3. Key Contributions and Results

A. Proof of Bialy's Conjecture (Theorem 1)

The paper proves that two ellipses are isometric if they share $\beta$ -values at two distinct rotation numbers.

Mechanism: The author constructs an analytic one-parameter family of ellipses $(E_e)_{e \in [0,1)}$ where the eccentricity $e$ varies, but $\beta_{E_e}(\rho_0)$ is held constant.
Monotonicity: It is proven that for any $\rho_1 \neq \rho_0$ , the map $e \mapsto \beta_{E_e}(\rho_1)$ is strictly monotone.
Conclusion: If $\beta_E(\rho_0) = \beta_{E'}(\rho_0)$ and $\beta_E(\rho_1) = \beta_{E'}(\rho_1)$ , the eccentricities must be identical, implying the ellipses are isometric.

B. Rigidity with Fixed Perimeter (Theorem 2 & Corollary 1)

The paper establishes that an ellipse is uniquely determined by its perimeter and a single rotation number value.

Theorem 2: For a fixed perimeter $p$ , the map $e \mapsto \beta_{E_e}(\rho)$ (where $E_e$ is the unique ellipse of perimeter $p$ and eccentricity $e$ ) is strictly decreasing for $\rho \in (0, 1/2]$ .
Corollary 1: If two ellipses have the same perimeter and $\beta_E(\rho) = \beta_{E'}(\rho)$ for a single $\rho$ , they are isometric.
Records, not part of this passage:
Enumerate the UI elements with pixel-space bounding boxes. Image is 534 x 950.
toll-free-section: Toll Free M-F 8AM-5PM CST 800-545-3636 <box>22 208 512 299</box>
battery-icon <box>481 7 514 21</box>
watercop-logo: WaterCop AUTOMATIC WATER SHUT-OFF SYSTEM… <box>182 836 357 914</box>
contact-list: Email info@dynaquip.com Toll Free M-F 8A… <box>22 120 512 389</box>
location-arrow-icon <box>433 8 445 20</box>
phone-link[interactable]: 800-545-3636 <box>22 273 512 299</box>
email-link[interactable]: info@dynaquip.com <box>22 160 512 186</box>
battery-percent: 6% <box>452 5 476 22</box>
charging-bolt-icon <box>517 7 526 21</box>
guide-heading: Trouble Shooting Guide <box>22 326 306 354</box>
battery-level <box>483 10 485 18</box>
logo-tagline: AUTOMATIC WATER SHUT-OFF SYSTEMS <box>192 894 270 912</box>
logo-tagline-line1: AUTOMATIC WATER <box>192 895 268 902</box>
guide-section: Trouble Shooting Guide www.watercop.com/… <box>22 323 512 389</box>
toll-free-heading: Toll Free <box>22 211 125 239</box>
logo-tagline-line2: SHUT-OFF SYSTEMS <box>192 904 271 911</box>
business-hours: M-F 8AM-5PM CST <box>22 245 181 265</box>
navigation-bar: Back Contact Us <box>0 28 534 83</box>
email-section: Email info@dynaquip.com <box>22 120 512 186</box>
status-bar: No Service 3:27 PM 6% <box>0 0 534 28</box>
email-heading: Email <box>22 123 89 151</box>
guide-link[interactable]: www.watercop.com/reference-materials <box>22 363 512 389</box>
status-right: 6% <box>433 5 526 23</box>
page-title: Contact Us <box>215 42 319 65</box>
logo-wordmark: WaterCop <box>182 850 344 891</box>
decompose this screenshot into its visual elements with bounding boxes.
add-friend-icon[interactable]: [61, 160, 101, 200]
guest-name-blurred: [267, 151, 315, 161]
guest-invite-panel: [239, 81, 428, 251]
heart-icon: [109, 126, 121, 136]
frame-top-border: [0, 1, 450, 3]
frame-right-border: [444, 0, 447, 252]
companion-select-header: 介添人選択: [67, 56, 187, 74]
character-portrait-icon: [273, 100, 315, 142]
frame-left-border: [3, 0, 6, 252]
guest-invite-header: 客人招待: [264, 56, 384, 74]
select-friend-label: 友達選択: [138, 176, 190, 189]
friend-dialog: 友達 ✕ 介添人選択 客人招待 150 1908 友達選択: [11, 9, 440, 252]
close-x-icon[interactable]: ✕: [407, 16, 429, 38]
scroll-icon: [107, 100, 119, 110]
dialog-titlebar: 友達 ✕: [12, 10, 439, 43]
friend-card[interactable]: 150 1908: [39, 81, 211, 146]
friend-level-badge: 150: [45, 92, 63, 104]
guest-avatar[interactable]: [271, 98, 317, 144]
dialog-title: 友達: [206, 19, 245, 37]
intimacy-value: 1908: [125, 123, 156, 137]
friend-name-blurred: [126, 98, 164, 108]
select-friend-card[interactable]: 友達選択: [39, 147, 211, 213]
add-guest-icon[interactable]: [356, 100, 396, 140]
C. Local Extrema of Mather's Beta Function (Theorem 4)

The paper characterizes local maximizers and minimizers of $\beta(\rho)$ within a bounded set of $C^r$ -smooth domains.

Result: There exists a set of rotation numbers $R'$ $R^{'}$ (containing Diophantine numbers) of positive measure such that:
1. There are no local $C^r$ -minimizers of $\beta(\rho)$ .
2. The only local $C^r$ -maximizers are disks.
Implication: Non-circular ellipses are not local maximizers of $\beta(\rho)$ for any $\rho \in (0, 1/2]$ . This is a stronger statement than global maximality; it rules out ellipses as even local optima in the space of convex shapes.

D. Connection to Invariant Curves

The proof of the local extremum result relies on the fact that if a domain is a local extremizer, it must possess an invariant curve of constant angle. By Gutkin's results, only disks possess such curves for Diophantine rotation numbers, forcing the domain to be a disk.

4. Significance

Resolution of a Conjecture: The paper provides a complete proof of Bialy's conjecture, settling a specific case of the inverse spectral problem for ellipses.
Spectral Rigidity: It demonstrates that the "spectrum" (represented by $\beta$ at finite points) is highly rigid for ellipses. Unlike general domains where the length spectrum might not determine the shape, ellipses are uniquely determined by very sparse data (two points or one point + perimeter).
Optimization Landscape: The results clarify the landscape of Mather's beta function. It confirms that disks are the unique global and local maximizers, while ellipses (despite being natural generalizations of disks) do not occupy local extrema positions.
Methodological Advancement: The use of analytic families and the strict monotonicity of the beta function with respect to eccentricity provides a robust framework for future studies on spectral rigidity in other convex domains.

In summary, Fierobe's work rigorously establishes that the Mather beta function is a powerful invariant for ellipses, capable of distinguishing them from all other ellipses with minimal data, and proves that among all convex shapes, only the disk can locally maximize this function.